Whether it is a debt financing, capital infusion or the sale of your business, at some point, some level of inspection of your business operations, practices, records, relationships and financial information – commonly called “due diligence” – is required of a business owner.
A little preparation now will not only save you a lot of aggravation later, but it also can make you look pretty good with your new bank or investors too. Moreover, it may make a difference in terms of the proposed transaction, or even being able to engage in the transaction at all.
Instead of starting from scratch when a transaction is imminent, here are some things that can give you a head start on the process.
- Organization: Believe it or not, the due-diligence process can stretch back to your first day of business or formation.Things to consider are: Did you file the correct forms with the state to organize your entity (such as a corporation or limited liability company)? Have you paid and filed your annual requirements? Have you properly adopted organizational documents to govern your business affairs (for example, bylaws or an operating agreement)? Are you “qualified” or “registered” to do business in the appropriate states? Have you complied with any necessary corporate formalities (such as holding annual meetings of directors and shareholders)? While some of these things can seem like a small concern in running a business, they mean quite a bit to a bank or third-party investor.
- Capital structure: It is not unusual for the records of a small-business owner to have some deficiencies as to the ownership of the business.Like most small businesses, the beginning stages of a company are made up of many sources of funds – friends, family, acquaintances and “angel investors” – in each case, perhaps without the involvement of legal counsel. It is possible that people have “given” money to your business without any documentation as to whether it was a loan, a capital investment or some hybrid of the two. Getting a handle on who provided money to your business, what the nature of that financial infusion was and whether it is properly documented will be key concerns for any person conducting due diligence. Clarity is essential.

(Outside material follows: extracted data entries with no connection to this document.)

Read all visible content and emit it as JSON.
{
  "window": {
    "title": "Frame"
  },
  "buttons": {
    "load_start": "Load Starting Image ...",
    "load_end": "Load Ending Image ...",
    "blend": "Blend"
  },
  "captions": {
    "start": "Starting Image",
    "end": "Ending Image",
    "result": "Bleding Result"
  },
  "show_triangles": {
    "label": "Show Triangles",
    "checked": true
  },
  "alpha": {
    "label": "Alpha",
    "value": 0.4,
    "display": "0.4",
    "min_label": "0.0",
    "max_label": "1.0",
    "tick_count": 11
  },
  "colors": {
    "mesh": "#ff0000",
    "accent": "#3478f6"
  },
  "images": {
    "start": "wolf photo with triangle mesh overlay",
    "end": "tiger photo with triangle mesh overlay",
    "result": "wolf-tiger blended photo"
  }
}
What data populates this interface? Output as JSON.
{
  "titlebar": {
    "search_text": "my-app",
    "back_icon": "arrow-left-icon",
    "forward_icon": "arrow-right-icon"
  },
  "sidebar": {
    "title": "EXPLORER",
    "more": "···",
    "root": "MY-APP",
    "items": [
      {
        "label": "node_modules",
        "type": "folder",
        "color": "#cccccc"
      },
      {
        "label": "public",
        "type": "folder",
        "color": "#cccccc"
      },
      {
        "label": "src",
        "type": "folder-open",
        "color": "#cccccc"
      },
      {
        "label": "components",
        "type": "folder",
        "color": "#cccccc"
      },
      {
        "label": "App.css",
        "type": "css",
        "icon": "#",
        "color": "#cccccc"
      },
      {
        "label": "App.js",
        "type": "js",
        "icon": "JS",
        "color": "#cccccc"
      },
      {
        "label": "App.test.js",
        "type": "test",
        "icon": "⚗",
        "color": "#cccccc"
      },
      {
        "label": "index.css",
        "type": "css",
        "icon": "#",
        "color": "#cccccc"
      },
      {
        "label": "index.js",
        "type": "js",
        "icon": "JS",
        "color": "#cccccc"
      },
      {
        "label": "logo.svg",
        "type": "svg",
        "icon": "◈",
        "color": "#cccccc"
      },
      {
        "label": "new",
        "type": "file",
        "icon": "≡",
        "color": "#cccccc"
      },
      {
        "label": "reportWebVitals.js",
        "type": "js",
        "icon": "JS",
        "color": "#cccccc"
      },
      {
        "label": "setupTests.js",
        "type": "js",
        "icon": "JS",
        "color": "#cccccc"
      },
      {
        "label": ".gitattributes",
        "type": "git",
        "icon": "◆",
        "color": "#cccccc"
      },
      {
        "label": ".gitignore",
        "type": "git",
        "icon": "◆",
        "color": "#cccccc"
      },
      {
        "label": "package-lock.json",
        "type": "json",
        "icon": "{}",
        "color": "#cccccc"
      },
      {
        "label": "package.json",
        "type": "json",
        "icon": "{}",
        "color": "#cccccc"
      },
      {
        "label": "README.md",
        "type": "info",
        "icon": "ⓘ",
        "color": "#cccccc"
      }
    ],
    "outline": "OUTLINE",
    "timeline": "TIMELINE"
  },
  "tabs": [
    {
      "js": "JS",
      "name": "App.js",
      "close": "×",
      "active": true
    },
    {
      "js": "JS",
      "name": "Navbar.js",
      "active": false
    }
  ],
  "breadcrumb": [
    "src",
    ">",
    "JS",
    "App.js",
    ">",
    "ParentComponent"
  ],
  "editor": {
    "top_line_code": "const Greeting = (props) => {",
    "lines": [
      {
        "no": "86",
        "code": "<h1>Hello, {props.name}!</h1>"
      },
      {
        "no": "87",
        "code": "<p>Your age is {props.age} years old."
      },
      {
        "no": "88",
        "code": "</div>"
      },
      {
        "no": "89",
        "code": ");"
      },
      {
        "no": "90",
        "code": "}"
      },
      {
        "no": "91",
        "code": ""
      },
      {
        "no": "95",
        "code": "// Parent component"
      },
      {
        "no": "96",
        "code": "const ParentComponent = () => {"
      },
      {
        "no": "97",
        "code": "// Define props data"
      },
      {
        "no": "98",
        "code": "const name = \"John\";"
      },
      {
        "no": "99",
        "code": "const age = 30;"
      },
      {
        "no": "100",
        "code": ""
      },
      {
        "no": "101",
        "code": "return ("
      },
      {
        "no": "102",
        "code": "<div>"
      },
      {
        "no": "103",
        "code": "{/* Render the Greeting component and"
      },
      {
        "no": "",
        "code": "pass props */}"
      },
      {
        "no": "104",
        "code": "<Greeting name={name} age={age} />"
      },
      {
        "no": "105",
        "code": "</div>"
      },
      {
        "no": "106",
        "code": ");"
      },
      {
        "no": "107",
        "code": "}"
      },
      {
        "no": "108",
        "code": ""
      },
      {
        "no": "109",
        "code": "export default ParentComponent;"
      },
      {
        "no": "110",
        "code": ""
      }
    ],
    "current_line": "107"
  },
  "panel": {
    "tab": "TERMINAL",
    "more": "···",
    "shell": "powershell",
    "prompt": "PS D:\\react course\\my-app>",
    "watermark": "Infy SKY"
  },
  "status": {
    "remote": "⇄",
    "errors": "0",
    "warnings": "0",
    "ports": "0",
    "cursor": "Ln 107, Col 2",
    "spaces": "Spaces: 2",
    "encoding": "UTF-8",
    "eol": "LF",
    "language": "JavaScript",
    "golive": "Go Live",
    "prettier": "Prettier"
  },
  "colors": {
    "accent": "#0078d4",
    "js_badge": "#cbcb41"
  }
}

- Material contracts: Even today, many business relationships are not evidenced by written agreements. In a due-diligence situation, oral agreements or performance-based contracts can be areas of significant concern. Depending on the arrangements, they could even have the unintended effect of lowering the value of your business if the terms are unclear or not readily predictable. Not all contracts must be reduced to writing, but the material terms and conditions should be memorialized for your business’s most important contracts (such as with major customers, property leases and material suppliers).
- Employee items: Employees can be the lifeblood of your business, so it is important to keep good records for a prospective investor or lender who wants to become involved the business.There are numerous “good practices” regarding maintaining personnel files, employee non-disclosure and non-compete agreements, disclosures in employee handbooks and documenting benefits plans and compensation levels which are beyond the scope of this article. There are also a myriad of laws, rules and administrative agencies that can have an impact on your business as it relates to employees (including subcontractors).
- Tax and financials: In a due-diligence phase, tax and financial analyses can be subject to scrutiny on levels and in ways you may not normally conduct for an ongoing business. Furthermore, lenders or investors may have different perspectives or formulas for your tax and financial information that a person running a business may not expect to be of significance. In this regard, not only is an experienced counsel important, but a certified public accountant is crucial as well.
- Environmental, intellectual property, product liability: Depending on its business, a company could have legal issues relative to the environment, intellectual property (such as software, trademarks or licensing of technology, etc.) or product liability (among other areas). Taking some time with knowledgeable counsel to help him or her understand your business prior to due diligence can not only expedite that process and make it more robust, but it may also permit the identification of legal issues to help you run a more compliant and (hopefully) efficient business.
The due-diligence process is very important to protect your business from potential future liability, and the appropriate amount of time and energy should be devoted to make it complete and accurate.